At oral argument, AF’s counsel asserted that default judgment is inappropriate because CA’s complaint is without merit. That argument, of course, begs the question, for AF’s misconduct has precluded the court from determining whether CA’s complaint has merit or not. Most probably AF would have been meticulously careful to preserve evidence that could have demonstrated lack of merit in CA’s case. It is familiar doctrine that if a party fails to produce from within its control evidence that is relevant and material, the fair inference is that that evidence would have weighed against the party who held it back. See Hammond Packing Co. v. Arkansas, 212 U.S. 322, 350-351, 29 S.Ct. 370, 379-380, 53 L.Ed. 530 (1909); Ohio v. Arthur Andersen & Co., 570 F.2d 1370, 1374-1375 (10th Cir.1978). A fortiori, where a party destroys evidence after being put on notice that it is important to a lawsuit, and being placed under a legal obligation to preserve and produce it, the compelling inference is that the evidence would have supported the opposing party’s case. Id. (both cites).
In this post Iran-gate era of widely publicized evidence destruction by document shredding, it is well to remind litigants that such conduct will not be tolerated in judicial proceedings. Destruction of evidence cannot be countenanced in a justice system whose goal is to find the truth through honest and orderly production of evidence under established discovery rules. I hold that nothing less than default judgment on the issue of liability will suffice to both punish this defendant and deter others similarly tempted.

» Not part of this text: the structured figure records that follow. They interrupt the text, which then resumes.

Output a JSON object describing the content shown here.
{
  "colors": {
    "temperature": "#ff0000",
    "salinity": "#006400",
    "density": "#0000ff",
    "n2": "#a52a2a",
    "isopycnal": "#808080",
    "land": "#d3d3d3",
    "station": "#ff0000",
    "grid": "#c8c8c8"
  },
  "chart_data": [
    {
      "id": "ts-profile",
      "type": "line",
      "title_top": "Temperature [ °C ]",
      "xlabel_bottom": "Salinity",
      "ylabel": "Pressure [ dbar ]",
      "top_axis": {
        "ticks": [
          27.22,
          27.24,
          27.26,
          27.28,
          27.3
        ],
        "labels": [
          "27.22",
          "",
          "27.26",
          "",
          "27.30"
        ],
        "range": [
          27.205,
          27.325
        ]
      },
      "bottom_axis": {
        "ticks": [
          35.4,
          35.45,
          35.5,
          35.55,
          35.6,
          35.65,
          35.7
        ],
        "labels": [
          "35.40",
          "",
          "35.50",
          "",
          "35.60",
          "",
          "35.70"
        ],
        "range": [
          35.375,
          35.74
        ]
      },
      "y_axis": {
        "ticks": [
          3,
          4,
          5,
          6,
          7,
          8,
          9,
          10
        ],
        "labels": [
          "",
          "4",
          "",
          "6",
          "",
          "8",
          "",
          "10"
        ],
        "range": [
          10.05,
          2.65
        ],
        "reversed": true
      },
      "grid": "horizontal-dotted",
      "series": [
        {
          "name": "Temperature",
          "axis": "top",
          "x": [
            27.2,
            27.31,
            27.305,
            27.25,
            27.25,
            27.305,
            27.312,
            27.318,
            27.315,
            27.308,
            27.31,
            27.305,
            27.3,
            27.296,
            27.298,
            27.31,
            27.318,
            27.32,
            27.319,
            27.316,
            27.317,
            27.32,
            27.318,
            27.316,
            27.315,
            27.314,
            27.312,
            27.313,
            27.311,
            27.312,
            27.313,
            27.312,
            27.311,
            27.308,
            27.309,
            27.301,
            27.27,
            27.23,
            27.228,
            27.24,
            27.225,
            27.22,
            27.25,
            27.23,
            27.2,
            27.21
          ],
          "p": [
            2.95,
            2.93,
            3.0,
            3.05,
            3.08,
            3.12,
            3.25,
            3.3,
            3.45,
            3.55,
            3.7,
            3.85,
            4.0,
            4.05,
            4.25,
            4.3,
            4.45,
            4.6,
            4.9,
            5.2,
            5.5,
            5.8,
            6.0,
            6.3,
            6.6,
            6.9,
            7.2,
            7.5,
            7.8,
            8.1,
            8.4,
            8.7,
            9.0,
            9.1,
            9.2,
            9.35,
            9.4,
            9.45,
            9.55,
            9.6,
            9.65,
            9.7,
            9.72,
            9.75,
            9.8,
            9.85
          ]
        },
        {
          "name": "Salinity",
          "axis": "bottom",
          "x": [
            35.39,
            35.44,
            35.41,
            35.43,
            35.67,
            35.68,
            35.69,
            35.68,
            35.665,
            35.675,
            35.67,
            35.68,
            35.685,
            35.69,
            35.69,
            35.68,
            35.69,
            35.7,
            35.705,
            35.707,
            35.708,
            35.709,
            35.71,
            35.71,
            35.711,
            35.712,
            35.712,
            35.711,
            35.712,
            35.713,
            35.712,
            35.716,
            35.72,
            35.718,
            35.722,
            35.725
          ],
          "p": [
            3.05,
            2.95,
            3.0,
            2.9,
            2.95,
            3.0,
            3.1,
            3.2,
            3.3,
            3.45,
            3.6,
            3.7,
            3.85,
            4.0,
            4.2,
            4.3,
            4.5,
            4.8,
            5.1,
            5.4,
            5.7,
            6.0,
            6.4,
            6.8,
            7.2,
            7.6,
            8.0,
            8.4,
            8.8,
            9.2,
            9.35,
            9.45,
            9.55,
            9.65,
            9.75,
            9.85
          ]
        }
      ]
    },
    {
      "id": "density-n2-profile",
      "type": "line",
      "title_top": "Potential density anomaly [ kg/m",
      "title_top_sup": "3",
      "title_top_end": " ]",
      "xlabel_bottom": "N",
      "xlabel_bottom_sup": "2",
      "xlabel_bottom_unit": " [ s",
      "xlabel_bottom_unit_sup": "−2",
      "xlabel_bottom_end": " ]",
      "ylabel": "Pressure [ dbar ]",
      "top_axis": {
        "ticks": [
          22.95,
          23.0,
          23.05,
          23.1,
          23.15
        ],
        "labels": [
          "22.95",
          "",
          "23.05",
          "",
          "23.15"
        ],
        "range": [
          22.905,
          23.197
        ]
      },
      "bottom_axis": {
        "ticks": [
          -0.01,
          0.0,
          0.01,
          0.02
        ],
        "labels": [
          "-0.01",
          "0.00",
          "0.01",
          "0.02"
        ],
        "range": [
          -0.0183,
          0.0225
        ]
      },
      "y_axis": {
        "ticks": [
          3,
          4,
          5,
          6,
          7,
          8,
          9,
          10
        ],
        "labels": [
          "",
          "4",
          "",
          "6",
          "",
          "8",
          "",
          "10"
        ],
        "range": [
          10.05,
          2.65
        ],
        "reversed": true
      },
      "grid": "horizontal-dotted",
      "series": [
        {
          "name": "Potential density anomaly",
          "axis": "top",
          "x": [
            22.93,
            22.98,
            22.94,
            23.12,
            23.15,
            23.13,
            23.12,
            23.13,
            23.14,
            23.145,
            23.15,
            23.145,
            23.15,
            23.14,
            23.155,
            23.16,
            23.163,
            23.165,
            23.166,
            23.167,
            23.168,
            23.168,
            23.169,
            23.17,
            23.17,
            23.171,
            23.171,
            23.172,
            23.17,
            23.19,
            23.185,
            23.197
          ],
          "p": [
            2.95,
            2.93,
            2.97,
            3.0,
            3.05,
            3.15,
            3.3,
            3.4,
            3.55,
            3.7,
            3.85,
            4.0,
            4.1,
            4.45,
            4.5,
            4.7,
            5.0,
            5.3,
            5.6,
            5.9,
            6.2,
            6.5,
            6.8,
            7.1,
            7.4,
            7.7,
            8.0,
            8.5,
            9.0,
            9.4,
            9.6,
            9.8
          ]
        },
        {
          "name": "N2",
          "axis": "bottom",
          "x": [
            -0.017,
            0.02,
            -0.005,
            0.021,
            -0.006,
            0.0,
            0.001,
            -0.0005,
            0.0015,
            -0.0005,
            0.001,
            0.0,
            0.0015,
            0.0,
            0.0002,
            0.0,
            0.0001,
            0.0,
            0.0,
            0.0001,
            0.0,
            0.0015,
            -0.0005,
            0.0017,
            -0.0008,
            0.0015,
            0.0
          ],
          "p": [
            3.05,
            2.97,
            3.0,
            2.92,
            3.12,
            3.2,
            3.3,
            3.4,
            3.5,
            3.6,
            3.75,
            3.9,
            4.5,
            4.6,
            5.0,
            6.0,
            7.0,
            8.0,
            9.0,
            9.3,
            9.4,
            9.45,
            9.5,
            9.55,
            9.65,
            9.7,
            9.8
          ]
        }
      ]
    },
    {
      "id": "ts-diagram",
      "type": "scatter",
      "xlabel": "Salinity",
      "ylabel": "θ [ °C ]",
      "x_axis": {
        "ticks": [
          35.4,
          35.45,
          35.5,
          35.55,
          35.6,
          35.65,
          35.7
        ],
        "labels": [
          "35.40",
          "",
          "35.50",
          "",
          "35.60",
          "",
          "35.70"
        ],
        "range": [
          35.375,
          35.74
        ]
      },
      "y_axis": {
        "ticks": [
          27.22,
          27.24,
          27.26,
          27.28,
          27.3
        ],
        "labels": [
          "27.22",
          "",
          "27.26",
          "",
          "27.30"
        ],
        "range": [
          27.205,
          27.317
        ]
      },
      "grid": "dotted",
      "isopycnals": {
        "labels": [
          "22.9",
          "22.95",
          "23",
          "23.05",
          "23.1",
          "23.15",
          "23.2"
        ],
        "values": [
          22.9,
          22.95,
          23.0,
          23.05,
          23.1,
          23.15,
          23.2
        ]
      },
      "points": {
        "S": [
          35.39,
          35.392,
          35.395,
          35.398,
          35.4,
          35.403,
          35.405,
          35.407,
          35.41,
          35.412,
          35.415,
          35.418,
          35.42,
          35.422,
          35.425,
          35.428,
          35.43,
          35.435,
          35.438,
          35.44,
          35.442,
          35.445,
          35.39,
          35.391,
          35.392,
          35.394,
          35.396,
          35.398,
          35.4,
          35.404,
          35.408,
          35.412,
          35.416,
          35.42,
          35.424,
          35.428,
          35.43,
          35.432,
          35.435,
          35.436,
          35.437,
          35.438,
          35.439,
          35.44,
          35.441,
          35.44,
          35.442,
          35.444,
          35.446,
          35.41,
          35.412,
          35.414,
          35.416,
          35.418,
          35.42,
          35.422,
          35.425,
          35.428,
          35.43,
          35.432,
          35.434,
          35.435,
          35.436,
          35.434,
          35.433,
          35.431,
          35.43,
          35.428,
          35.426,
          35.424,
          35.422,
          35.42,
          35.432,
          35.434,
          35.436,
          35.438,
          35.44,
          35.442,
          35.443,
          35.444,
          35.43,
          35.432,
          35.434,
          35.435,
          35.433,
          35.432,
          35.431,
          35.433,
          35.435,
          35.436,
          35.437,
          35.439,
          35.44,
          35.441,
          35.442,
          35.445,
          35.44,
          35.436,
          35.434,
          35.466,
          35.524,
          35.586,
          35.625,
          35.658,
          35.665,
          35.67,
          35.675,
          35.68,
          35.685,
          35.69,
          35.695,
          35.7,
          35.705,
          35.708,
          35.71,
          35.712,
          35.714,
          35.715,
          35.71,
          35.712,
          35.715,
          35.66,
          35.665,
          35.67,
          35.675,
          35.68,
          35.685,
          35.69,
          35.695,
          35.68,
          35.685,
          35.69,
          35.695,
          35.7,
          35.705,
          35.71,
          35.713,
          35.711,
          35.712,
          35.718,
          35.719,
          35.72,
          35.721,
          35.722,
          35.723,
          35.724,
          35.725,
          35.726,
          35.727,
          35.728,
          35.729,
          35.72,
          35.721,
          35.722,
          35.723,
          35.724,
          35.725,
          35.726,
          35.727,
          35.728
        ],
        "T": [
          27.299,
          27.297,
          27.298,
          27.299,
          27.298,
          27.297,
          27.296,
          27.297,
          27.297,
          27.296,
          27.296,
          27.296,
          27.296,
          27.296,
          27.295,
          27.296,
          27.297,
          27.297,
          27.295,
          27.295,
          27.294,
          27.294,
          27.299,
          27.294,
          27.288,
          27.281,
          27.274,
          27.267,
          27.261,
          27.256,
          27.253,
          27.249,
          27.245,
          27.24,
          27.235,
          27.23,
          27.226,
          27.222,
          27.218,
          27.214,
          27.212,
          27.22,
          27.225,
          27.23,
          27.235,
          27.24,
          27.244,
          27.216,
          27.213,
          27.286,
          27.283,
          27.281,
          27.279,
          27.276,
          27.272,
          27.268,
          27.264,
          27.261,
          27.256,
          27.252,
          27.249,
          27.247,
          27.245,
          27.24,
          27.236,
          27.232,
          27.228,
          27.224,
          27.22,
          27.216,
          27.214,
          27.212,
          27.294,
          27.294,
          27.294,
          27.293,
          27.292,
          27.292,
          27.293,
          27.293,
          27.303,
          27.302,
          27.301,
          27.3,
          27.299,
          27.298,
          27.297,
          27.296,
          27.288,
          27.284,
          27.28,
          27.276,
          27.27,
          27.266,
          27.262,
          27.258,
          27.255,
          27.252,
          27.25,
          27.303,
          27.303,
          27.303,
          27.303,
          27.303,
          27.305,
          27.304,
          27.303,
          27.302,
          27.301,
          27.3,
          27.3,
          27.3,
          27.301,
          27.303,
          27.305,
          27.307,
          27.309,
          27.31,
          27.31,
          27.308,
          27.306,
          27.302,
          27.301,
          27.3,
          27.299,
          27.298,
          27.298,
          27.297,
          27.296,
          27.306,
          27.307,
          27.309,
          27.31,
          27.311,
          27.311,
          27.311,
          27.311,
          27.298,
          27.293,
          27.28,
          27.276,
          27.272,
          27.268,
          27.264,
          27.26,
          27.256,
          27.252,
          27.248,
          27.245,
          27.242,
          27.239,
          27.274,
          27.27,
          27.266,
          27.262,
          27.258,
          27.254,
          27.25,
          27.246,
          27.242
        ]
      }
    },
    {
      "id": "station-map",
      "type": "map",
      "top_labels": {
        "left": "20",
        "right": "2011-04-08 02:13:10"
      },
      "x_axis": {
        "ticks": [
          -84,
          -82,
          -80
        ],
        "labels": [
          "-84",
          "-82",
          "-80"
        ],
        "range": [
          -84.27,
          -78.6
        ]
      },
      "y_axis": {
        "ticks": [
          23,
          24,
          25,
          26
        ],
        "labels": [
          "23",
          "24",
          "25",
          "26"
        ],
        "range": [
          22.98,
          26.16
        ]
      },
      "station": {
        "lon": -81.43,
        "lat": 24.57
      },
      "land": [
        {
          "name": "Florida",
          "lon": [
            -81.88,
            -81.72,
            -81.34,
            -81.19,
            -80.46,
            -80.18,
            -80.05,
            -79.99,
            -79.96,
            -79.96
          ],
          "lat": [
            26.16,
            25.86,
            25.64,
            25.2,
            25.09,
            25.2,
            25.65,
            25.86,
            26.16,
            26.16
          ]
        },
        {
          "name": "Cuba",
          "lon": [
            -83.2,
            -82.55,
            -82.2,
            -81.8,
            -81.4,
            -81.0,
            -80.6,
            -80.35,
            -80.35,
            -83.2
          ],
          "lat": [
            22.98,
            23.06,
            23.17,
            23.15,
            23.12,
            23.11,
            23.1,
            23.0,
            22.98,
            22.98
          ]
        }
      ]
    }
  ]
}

Accordingly, IT IS ORDERED that:
(1) The Magistrate’s recommendation is not adopted as the order of this court;
(2) CA’s objection to the Magistrate’s recommendation is sustained;
(3) CA’s motion to strike the defendants’ answer is granted to the extent of striking liability defenses and granting CA judgment by default as to liability against American Fundware, Inc., Richard E. Yeager and Jerome C. Dayton;
(4) CA’s motion for entry of default judgment on the issue of liability against all defendants is granted, and the clerk of this court shall enter judgment as to liability in favor of the plaintiff and against the defendants accordingly;
(5) The parties and their counsel are ordered to confer within eleven days of this order in a good faith attempt to settle all remaining issues in this case, including the amount of the plaintiff’s damages and the terms of any injunc*171 tive relief that is appropriate. Further, the parties are ordered to report to this court in writing, within eleven days after their meeting, stating the results of their settlement negotiations. If any issue remains unsettled, either party may move for an expedited hearing.
. Source code is the form of computer program written in a language that suitably trained programmers can read and understand.